A combination of the hallucinogenic tryptamine 5-MeO-DMT and a monoamine oxidase inhibitor (MAOI) produces a biphasic effect on rat locomotor activity: an initial reduction followed by an increase. This study tested whether the delayed hyperactivity results from slowed metabolism of 5-MeO-DMT. A deuterated form of 5-MeO-DMT that resists MAO metabolism, when given alone at a higher dose (3.0 mg/kg), produced the same biphasic pattern as the 5-MeO-DMT/MAOI combination, while lower doses caused only hypoactivity. Receptor binding showed deuterium substitution did not alter 5-MeO-DMT's affinity for neurotransmitter sites. The findings indicate that MAO inhibition prolongs 5-MeO-DMT's occupation of central serotonin receptors, causing hyperactivity.

The polypharmacology of psychedelics reveals multiple targets for potential therapeutics.

Neuron July 15, 2025 Manish K Jain, Ryan H Gumpper, Samuel T Slocum et al. 42 citations

Classical psychedelics like LSD, psilocybin, and mescaline produce their mind-altering effects by activating the 5-HT2A serotonin receptor. Recent clinical studies indicate they may also help treat depression, anxiety, migraines, cluster headaches, drug abuse, and PTSD. This work examined 41 psychedelics from three chemical classes, testing them against 318 human G-protein-coupled receptors and, for LSD, over 450 human kinases. The compounds potently activated nearly every serotonin, dopamine, and adrenergic receptor. They also stimulated multiple signaling pathways through the 5-HT2A receptor, each linked to psychedelic-like effects in animals.

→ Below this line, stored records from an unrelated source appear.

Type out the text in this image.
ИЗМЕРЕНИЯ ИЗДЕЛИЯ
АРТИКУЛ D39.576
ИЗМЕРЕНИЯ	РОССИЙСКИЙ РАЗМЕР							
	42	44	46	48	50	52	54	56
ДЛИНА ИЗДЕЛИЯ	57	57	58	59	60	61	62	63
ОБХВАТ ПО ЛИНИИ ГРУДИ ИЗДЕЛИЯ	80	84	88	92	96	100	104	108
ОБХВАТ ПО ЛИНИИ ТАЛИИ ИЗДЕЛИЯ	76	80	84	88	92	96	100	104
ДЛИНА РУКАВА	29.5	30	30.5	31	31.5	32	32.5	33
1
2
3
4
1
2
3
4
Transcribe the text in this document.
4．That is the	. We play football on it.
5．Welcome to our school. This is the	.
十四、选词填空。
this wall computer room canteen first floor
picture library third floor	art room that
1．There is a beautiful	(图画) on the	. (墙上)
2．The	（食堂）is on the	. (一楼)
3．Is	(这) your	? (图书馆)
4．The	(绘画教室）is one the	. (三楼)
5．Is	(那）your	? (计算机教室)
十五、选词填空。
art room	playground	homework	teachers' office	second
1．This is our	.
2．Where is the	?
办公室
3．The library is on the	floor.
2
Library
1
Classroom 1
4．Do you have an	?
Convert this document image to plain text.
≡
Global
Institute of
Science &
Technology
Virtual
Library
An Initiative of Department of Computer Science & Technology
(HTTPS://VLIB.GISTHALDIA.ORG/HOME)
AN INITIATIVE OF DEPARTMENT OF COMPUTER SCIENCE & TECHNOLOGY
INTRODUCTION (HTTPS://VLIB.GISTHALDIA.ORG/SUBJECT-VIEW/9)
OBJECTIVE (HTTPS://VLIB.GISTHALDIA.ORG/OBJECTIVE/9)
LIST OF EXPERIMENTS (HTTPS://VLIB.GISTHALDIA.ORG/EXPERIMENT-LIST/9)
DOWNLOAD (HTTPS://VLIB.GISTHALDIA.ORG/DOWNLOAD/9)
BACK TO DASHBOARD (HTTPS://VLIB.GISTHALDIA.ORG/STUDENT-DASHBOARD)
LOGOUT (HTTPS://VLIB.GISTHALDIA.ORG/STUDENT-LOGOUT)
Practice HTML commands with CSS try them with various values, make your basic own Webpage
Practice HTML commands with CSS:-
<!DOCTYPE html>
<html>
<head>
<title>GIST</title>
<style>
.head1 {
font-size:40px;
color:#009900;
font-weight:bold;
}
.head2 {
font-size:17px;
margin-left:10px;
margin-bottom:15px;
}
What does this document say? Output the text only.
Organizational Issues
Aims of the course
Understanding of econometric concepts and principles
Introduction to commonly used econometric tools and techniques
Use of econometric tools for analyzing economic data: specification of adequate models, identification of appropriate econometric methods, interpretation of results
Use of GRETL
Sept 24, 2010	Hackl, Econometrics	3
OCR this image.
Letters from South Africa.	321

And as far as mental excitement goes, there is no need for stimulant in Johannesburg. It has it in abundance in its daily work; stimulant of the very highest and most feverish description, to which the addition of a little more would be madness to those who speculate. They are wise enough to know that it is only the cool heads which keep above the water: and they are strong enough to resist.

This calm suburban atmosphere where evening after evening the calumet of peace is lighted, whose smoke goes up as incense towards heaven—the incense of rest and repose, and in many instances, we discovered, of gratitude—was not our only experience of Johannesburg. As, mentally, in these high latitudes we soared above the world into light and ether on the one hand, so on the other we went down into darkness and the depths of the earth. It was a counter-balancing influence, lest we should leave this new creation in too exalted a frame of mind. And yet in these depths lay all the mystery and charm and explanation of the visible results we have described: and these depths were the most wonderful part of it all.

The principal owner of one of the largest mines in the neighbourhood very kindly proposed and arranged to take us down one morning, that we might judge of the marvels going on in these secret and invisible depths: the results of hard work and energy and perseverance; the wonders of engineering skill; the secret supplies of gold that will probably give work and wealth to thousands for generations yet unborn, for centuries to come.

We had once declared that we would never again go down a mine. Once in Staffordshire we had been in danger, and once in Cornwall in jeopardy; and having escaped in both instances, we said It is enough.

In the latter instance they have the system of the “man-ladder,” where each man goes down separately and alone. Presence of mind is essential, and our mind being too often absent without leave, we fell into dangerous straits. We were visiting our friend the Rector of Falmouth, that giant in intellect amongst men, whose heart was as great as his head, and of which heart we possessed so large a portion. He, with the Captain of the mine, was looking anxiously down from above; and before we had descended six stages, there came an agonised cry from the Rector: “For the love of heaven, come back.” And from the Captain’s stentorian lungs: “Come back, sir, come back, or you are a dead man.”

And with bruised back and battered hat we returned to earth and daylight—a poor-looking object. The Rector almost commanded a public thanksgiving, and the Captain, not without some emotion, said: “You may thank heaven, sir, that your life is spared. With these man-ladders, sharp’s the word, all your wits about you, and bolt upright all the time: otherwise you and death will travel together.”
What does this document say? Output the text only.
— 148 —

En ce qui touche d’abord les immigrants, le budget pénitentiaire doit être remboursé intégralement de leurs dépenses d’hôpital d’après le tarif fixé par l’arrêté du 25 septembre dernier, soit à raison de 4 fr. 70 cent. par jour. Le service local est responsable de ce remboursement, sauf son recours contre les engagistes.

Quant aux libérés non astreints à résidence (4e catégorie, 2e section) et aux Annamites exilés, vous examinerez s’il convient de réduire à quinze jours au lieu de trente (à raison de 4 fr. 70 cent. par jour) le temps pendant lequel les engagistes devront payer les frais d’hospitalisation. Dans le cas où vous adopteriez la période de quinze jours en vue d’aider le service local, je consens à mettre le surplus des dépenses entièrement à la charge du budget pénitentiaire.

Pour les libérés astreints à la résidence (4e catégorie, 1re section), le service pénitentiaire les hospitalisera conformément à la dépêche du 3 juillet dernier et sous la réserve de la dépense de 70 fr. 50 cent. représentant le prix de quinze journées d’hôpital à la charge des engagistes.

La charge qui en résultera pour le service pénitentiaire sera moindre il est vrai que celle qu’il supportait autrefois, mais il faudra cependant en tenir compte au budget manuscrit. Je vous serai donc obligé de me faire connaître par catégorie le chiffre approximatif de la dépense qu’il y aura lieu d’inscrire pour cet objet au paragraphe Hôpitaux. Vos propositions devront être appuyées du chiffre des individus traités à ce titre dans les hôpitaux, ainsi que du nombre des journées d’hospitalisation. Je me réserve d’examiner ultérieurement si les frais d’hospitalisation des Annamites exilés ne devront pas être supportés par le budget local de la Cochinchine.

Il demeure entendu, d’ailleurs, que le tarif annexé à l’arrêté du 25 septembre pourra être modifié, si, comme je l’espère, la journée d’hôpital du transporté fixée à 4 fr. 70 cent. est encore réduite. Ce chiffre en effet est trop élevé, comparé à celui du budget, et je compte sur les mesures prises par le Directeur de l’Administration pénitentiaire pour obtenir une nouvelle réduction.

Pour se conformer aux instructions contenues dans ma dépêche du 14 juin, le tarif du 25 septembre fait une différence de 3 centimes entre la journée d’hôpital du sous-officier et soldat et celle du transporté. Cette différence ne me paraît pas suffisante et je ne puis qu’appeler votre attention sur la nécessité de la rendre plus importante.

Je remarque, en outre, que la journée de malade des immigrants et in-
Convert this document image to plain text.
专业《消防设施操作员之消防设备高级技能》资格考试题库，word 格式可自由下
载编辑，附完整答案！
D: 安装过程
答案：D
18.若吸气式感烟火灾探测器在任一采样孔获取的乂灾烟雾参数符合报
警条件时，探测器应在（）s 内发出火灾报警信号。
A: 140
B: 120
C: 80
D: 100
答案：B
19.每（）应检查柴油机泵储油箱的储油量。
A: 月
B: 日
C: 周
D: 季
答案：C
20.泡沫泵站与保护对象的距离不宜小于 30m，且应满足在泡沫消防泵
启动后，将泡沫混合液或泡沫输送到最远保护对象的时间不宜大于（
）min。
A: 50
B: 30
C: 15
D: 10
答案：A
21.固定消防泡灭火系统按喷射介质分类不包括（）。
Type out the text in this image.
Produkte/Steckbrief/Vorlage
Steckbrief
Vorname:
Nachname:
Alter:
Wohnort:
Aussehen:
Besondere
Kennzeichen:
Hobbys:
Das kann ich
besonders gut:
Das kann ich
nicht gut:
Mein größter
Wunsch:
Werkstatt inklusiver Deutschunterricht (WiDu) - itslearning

The findings suggest that many molecular targets contribute to the overall actions of psychedelics.

Chemistry/structural biology of psychedelic drugs and their receptor(s).

British journal of pharmacology October 2, 2024 Ryan H Gumpper, David E Nichols 9 citations

Classic serotonergic psychedelics come in three main chemical families: phenethylamines, ergolines, and tryptamines. Each family has distinct structural features that determine its psychedelic activity in humans. The 5-HT2A receptor, a G-protein coupled receptor, is the primary target for these compounds. Recent X-ray and cryoEM structures showing various ligands bound to the receptor reveal the atomic-level details of how different psychedelic molecules interact with this receptor. These structural insights help explain known pharmacological observations about how psychedelic drugs work and may guide future drug development.

History of psychedelic drug science and molecular pharmacology.

International review of neurobiology January 1, 2025 David E Nichols, Charles D Nichols 3 citations

Classic psychedelics have been used for millennia for healing and religious purposes. Modern psychedelic science began in 1898 when Dr. Arthur Heffter identified mescaline as the active alkaloid in peyote. Western society's relationship with psychedelics has been contentious: initially valued as medicines and scientific tools, they were later criminalized during the 1960s counterculture, halting research for nearly 20 years. As the political climate shifted, clinical trials resumed, with high-profile studies demonstrating efficacy for psychiatric disorders. This review covers 125 years of psychedelic science, highlighting key events and findings that advanced understanding of their pharmacology, chemistry, and therapeutic potential.

Hallucinogens.

Pharmacology & therapeutics February 1, 2004 David E Nichols 1 citation

Hallucinogens (psychedelics) powerfully alter perception, mood, and cognition, are physiologically safe, and do not cause dependence. Their use predates written history in ritual contexts. Early research linked LSD to serotonin (5-HT), and it is now known that hallucinogens stimulate 5-HT(2A) receptors on neocortical pyramidal cells, increasing cortical glutamate. These effects are compared to acute psychosis, with thalamocortical interactions key to altered states of consciousness. Brain imaging shows increased prefrontal cortical metabolism. The 5-HT(2A) receptor is essential for cognitive processing, and its ligands may aid cognitive neuroscience. Hallucinogens may also have therapeutic utility for alcoholism, substance abuse, and psychiatric disorders.